The main requirement of Telecom Industry is to store billions of CDR (Call detailed recording) log records generated by telecom domain every day. Once the log records are stored, it becomes necessary to provide real-time access to CDR logs and billing information as well as per the requirement of the users as well as customer care executives. Need for providing cost effective solutions as compared to the traditional database system was also present.
To counter all the above-mentioned requirements HBase is used. The HBase stores billions of rows of call detailed records. If 20TB of data is added per month to the existing RDBMS database, performance will deteriorate. To manage a wide amount of data in this scenario, HBase is the best solution. HBase performs fast querying and displays records.
A million of records have been generated on daily basis in a Banking industry. Also, analytical solutions are required as well can detect Fraud in money transactions.
To satisfy the above needs of storing, processing and updating a huge volume of data and performing analytics, an ideal solution is - HBase integrated with several Hadoop eco system components.
That apart, HBase can be used -
HBase is having applications in the medical domain as well. It is used in the medical field in order to store genome sequences which can be further refined by running MapReduce on it. Also, it can be used to store the history of diseases of people on the basis of an area, city or country, and many others.
HBase can be used in the field of sports in order to store match histories. This dataset can be used for a better analytical and prediction purposes as well.
History of users accessing the web can be stored using HBase for the purpose of better customer targeting and predictive modal developing for the analytics domain.
The exploration data in the oil and petroleum industries can be stored for analysis using HBase. This can be used for predicting the places where oil can be found.
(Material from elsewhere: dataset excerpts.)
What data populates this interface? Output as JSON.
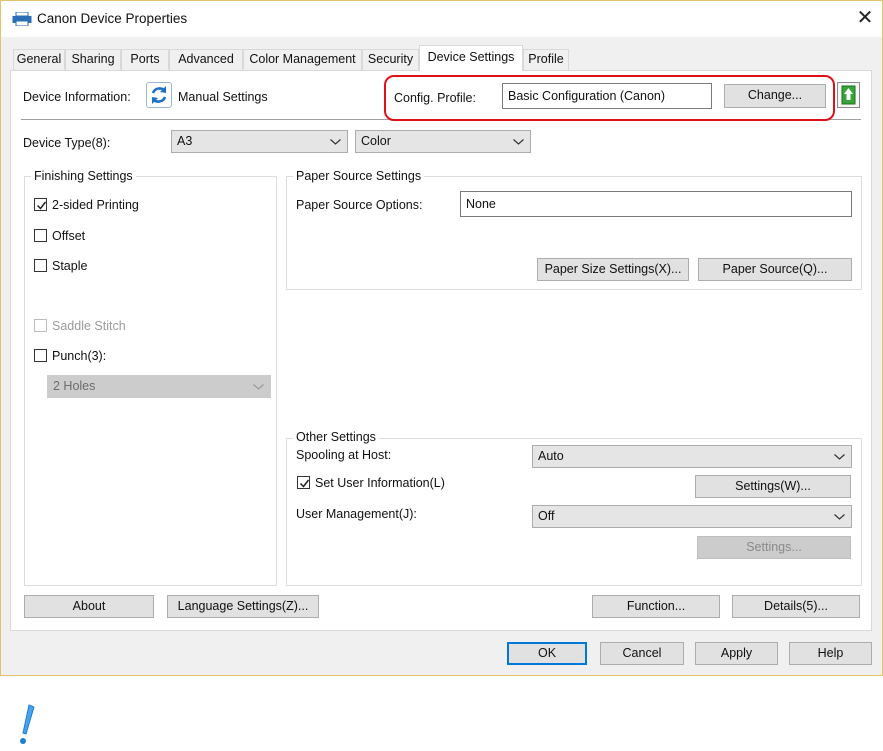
{
  "window": {
    "title": "Canon Device Properties",
    "icon": "printer-icon",
    "close_glyph": "✕"
  },
  "tabs": [
    {
      "label": "General"
    },
    {
      "label": "Sharing"
    },
    {
      "label": "Ports"
    },
    {
      "label": "Advanced"
    },
    {
      "label": "Color Management"
    },
    {
      "label": "Security"
    },
    {
      "label": "Device Settings",
      "active": true
    },
    {
      "label": "Profile"
    }
  ],
  "device_info": {
    "label": "Device Information:",
    "mode_icon": "sync-icon",
    "mode_label": "Manual Settings",
    "config_label": "Config. Profile:",
    "config_value": "Basic Configuration (Canon)",
    "change_button": "Change...",
    "export_icon": "upload-icon"
  },
  "device_type": {
    "label": "Device Type(8):",
    "size_value": "A3",
    "color_value": "Color"
  },
  "finishing": {
    "title": "Finishing Settings",
    "two_sided": {
      "label": "2-sided Printing",
      "checked": true
    },
    "offset": {
      "label": "Offset",
      "checked": false
    },
    "staple": {
      "label": "Staple",
      "checked": false
    },
    "saddle_stitch": {
      "label": "Saddle Stitch",
      "checked": false,
      "disabled": true
    },
    "punch": {
      "label": "Punch(3):",
      "checked": false
    },
    "punch_value": "2 Holes"
  },
  "paper_source": {
    "title": "Paper Source Settings",
    "options_label": "Paper Source Options:",
    "options_value": "None",
    "size_button": "Paper Size Settings(X)...",
    "source_button": "Paper Source(Q)..."
  },
  "other_settings": {
    "title": "Other Settings",
    "spooling_label": "Spooling at Host:",
    "spooling_value": "Auto",
    "user_info": {
      "label": "Set User Information(L)",
      "checked": true
    },
    "settings_w_button": "Settings(W)...",
    "user_mgmt_label": "User Management(J):",
    "user_mgmt_value": "Off",
    "settings_disabled_button": "Settings..."
  },
  "bottom_buttons": {
    "about": "About",
    "language": "Language Settings(Z)...",
    "function": "Function...",
    "details": "Details(5)..."
  },
  "dialog_buttons": {
    "ok": "OK",
    "cancel": "Cancel",
    "apply": "Apply",
    "help": "Help"
  },
  "colors": {
    "highlight": "#e0101b",
    "accent": "#0078d7",
    "note_icon": "#1a7fd4"
  },
  "note_icon": "exclamation-icon"
}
HBase finds application in the domain of e-commerce as well. This can be used for the purpose of recording and storing logs and essential details about the customer search history. Analytics can be performed later to target the advertisement for the better business.
On both production and development, adobe has about 30 nodes running HDFS, Hadoop and HBase in clusters ranging from 5 to 14 nodes. HBase is been used by Adobe in several areas from social services to structured data and processing for internal use. Data has been consistently written to HBase and MapReduce jobs have been executed to process these data. The data is again stored back to HBase or external systems. Adobe is running the production cluster since Oct 2008.
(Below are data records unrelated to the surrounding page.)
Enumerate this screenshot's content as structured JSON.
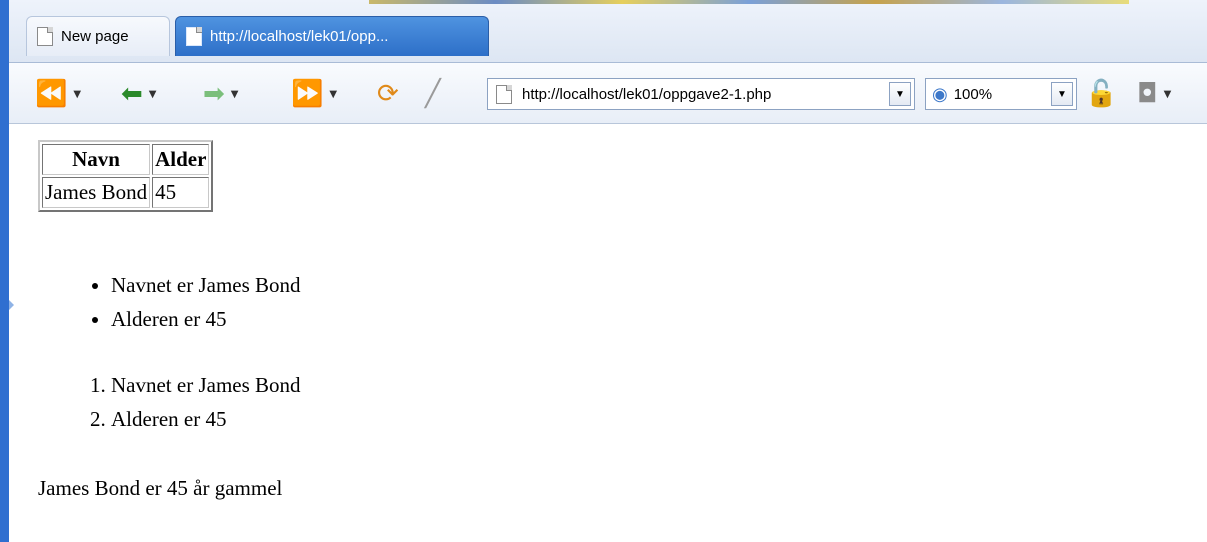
{
  "tabs": [
    {
      "label": "New page",
      "active": false
    },
    {
      "label": "http://localhost/lek01/opp...",
      "active": true
    }
  ],
  "toolbar": {
    "address": "http://localhost/lek01/oppgave2-1.php",
    "zoom": "100%",
    "icons": [
      "back-all-icon",
      "back-icon",
      "forward-icon",
      "forward-all-icon",
      "reload-icon",
      "edit-icon",
      "page-icon",
      "eye-icon",
      "lock-icon",
      "camera-icon"
    ]
  },
  "content": {
    "table": {
      "headers": [
        "Navn",
        "Alder"
      ],
      "rows": [
        [
          "James Bond",
          "45"
        ]
      ]
    },
    "bullets": [
      "Navnet er James Bond",
      "Alderen er 45"
    ],
    "numbered": [
      "Navnet er James Bond",
      "Alderen er 45"
    ],
    "sentence": "James Bond er 45 år gammel"
  },
  "colors": {
    "frame": "#2f6fd0",
    "active_tab": "#2d6fc8",
    "back_arrow": "#2b8a2b",
    "forward_arrow": "#7bbf7b",
    "nav_blue": "#3d78c9"
  }
}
Fast Spark SQL/Data Frame capabilities are provided to HBase data by Astro. It is providing a super-efficient access to multi-dimensional HBase rows through native Spark execution in HBase coprocessor plus systematic and accurate partition pruning and predicate pushdown from arbitrarily complex data filtering logic. The batch load is optimized to run on the Spark execution engine.
Pinterest is completely deployed on Amazon EC2. A follow model is used by Pinterest where users follow other users. The following feed for every user is required that gets updated every time a follower creates or updates a pin. This is a classic social media application problem. For Pinterest, this amounts to 100s of millions of pins per month that gets fanned out as billions of writes per day.
Two use cases are there at Groupon.
First, involves delivering deals to users via email which is a batch processing job and to provide a relevant user experience on the website. They have implemented personalization at user level in order to tune their deals to be more accurate and relevant.
MapReduce was used for email deal delivery and MySQL was used for their online application. The Relevance and Personalization system is running on the HBase. In order to satisfy the very different workload characteristics of the two systems (email, online), two HBase clusters are used. These clusters are replicated so they have the same content but are tuned and accessed differently.
A wide schema is used by Groupon one is a column family schema for the history of the user and their profile and the other one for email history.